Colin attended the Sunday school at St Georges Church of England, Hurstville, and was baptised there shortly before his Confirmation on 20 November 1958.
His first employment started on 3 December 1958 at the age of 15 with Garrett, Davidson and Matthey, Precious Metal Workers, where he worked or a year as a Machine Setter. With the promise of an Apprenticeship with the company he commenced the Fitting And Machining Trade Course at a technical college.
It was during this year that his mother became ill and had an operation to have a cancerous growth removed from her breast, at Kogarah Hospital. The maintenance of the tennis court now became out of the question for my mother and also because Linda, now 13, required more privacy (we shared a bedroom in the 2 bedroom house), prompted our next house shift to 8 Ferry Street, West Kogarah. Our Hurstville house was sold to Mr and Mrs Lloyd who Colin and Linda would visit some 29 years later in a revisit to the house.
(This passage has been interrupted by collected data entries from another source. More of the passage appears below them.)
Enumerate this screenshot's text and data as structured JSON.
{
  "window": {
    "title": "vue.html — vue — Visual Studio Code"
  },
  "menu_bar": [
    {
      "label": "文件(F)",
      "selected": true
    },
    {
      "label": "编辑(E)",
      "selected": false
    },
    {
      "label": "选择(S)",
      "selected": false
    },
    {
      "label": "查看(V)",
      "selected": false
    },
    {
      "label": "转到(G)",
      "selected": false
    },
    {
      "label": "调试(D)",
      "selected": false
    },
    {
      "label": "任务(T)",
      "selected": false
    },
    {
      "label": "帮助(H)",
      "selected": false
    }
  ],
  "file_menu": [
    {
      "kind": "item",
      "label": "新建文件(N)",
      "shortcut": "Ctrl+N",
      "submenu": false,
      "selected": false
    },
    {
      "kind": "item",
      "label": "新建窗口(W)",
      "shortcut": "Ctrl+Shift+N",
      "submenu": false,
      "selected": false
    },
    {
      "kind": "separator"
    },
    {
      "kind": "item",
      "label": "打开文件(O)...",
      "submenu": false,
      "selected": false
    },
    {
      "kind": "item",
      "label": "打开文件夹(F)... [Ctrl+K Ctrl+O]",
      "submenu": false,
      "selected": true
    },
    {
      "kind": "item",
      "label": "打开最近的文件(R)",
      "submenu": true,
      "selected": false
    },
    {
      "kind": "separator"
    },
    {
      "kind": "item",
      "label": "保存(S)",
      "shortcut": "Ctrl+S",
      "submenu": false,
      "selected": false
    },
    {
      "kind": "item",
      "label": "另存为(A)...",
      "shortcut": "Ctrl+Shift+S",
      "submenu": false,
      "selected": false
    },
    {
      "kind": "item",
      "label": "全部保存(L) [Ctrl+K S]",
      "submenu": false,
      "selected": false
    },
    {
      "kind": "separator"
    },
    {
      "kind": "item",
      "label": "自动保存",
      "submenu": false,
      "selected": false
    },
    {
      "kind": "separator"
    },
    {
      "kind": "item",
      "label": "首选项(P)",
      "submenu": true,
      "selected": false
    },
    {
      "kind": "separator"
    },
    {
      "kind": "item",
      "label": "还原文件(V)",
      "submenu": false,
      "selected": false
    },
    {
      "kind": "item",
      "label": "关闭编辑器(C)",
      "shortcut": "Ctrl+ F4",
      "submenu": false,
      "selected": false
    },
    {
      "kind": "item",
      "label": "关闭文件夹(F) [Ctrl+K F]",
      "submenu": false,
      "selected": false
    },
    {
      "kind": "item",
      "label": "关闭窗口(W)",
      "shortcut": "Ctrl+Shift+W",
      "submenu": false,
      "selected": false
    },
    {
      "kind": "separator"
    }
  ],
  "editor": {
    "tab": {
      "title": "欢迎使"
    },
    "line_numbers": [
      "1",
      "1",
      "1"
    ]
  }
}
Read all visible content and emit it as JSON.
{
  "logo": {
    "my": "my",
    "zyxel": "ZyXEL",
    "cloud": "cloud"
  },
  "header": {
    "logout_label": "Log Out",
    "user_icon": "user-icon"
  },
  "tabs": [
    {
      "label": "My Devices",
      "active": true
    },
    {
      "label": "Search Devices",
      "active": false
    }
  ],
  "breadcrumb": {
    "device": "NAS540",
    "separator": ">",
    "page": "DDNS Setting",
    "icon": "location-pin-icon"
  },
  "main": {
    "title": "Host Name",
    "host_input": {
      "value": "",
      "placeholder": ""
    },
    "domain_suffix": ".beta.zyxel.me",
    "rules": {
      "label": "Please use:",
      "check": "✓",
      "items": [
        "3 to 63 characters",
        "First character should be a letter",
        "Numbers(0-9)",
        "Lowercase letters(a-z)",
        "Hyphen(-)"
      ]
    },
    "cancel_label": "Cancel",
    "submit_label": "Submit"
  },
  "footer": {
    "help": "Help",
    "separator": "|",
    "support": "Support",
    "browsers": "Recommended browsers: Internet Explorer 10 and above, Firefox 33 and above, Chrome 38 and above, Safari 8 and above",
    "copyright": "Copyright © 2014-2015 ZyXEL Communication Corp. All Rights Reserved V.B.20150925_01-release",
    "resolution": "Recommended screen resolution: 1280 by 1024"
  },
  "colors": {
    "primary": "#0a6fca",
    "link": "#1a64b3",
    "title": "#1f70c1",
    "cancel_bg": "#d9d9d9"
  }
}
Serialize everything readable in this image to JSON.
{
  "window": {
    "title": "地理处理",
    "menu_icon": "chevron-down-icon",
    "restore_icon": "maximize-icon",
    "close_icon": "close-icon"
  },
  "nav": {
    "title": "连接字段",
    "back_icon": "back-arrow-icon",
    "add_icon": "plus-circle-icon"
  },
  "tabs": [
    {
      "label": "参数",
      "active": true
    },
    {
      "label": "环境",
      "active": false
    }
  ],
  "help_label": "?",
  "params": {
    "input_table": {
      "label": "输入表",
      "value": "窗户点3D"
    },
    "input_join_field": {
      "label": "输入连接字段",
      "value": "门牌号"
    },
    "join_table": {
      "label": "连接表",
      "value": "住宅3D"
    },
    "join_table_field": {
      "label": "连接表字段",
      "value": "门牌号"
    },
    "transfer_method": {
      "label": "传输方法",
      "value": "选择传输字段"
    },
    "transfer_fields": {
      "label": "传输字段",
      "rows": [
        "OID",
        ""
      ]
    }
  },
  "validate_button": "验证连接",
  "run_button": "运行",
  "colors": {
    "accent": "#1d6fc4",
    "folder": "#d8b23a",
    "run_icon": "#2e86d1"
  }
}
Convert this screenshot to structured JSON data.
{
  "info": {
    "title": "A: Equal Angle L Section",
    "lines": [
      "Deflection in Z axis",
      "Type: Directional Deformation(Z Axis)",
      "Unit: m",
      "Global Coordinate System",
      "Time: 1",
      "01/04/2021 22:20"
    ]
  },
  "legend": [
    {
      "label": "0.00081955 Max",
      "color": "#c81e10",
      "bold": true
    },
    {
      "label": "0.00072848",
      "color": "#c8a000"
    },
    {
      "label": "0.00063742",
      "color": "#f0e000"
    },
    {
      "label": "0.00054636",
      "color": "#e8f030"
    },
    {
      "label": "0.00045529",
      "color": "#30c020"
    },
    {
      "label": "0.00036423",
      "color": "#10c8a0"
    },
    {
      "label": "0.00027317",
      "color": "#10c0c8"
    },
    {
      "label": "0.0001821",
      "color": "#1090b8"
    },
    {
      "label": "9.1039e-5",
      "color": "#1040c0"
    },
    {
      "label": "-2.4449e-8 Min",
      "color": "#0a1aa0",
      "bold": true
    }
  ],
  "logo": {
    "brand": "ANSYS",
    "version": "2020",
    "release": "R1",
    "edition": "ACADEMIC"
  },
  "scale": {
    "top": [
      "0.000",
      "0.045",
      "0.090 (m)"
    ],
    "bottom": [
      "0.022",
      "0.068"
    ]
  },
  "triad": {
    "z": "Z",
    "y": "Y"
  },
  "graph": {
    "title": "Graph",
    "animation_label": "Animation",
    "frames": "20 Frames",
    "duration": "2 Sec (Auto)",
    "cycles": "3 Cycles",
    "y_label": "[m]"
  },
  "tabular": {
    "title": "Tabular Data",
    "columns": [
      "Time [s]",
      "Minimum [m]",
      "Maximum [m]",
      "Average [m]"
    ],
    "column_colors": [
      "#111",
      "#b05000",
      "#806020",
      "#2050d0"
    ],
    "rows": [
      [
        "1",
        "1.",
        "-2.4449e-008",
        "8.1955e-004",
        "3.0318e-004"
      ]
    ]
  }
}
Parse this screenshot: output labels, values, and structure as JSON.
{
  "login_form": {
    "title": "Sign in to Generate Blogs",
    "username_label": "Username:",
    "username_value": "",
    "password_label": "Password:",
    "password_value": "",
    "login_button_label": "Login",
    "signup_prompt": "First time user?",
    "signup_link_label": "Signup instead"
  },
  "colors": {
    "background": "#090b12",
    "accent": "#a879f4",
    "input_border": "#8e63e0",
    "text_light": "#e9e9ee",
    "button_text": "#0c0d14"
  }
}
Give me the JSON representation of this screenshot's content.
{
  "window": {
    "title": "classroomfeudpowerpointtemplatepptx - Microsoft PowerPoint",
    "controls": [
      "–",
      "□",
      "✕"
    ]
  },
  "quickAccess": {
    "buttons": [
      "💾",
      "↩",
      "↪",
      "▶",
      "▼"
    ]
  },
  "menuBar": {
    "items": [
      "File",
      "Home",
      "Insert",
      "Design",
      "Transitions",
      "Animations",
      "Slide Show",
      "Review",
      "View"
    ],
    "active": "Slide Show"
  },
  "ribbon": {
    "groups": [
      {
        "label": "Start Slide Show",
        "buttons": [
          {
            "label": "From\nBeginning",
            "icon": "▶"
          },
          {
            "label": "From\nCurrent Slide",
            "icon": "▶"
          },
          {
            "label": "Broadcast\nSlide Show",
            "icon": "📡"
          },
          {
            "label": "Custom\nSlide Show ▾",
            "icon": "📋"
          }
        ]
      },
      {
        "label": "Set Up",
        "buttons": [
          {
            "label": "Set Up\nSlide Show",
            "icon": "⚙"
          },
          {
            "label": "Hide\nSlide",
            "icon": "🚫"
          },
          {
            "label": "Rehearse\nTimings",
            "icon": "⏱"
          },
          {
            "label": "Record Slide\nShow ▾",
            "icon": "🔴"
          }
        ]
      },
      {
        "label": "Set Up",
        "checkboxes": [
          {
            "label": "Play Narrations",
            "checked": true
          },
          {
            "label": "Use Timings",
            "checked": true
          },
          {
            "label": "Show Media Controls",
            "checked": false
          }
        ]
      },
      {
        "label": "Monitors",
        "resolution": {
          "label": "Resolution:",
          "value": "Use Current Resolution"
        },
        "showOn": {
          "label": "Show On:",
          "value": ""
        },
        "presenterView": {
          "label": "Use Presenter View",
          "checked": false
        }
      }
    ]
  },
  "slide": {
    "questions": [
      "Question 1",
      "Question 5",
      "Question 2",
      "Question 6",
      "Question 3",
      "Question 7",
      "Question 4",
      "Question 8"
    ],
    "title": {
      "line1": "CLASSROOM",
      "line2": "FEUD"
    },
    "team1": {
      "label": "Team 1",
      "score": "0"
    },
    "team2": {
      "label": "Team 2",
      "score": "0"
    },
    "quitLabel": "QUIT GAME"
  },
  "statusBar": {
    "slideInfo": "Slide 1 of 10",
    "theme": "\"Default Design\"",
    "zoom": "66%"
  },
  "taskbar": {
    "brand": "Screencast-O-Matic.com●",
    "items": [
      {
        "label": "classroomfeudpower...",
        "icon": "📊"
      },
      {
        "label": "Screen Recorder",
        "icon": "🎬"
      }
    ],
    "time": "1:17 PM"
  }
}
As an Apprenticeship did not eventuate at Garrett, Davidson and Matthey, Colin applied at Standard Telephone and Cables, Alexandria, Sydney and was employer in a 5 year Apprenticed Toolmaker in 1960, aged 16 years.
On 31 August 1961, when 17, Colin's mother died at the age of 53 after having further operations for Cancer. His sister Linda was 14 and his father was also 53. This was the most traumatic event of his life and effected him for some time. She was a great loss to all. Colin and Linda's father took over the role of mother as well as father. He was now Assistant Manager of St. George Motor Boat Club and as usual was still working late shifts including Saturdays, he had Sunday and Mondays off. Mother had spoilt them and it took some time to stand on their own feet. They cooked their own meals at night, as their father was at work and one night after Colin arrived home from Technical College, he set the stove on fire while cooking dinner and had 3 fire engines and 20 firemen arrive to extinguish the fire in the oven. Father was not amused.
In 1965, when Colin was 21, he was working on his Austin A30 car and set a can of petrol alight which spilt on his hands and legs. He spent 3 weeks in Hospital over Christmas, with 2nd and 3rd degree burns.
In 1964 Colin's Father helped finance him into a 1962 EK Holden which was played back in full, with interest, over a 5 year period.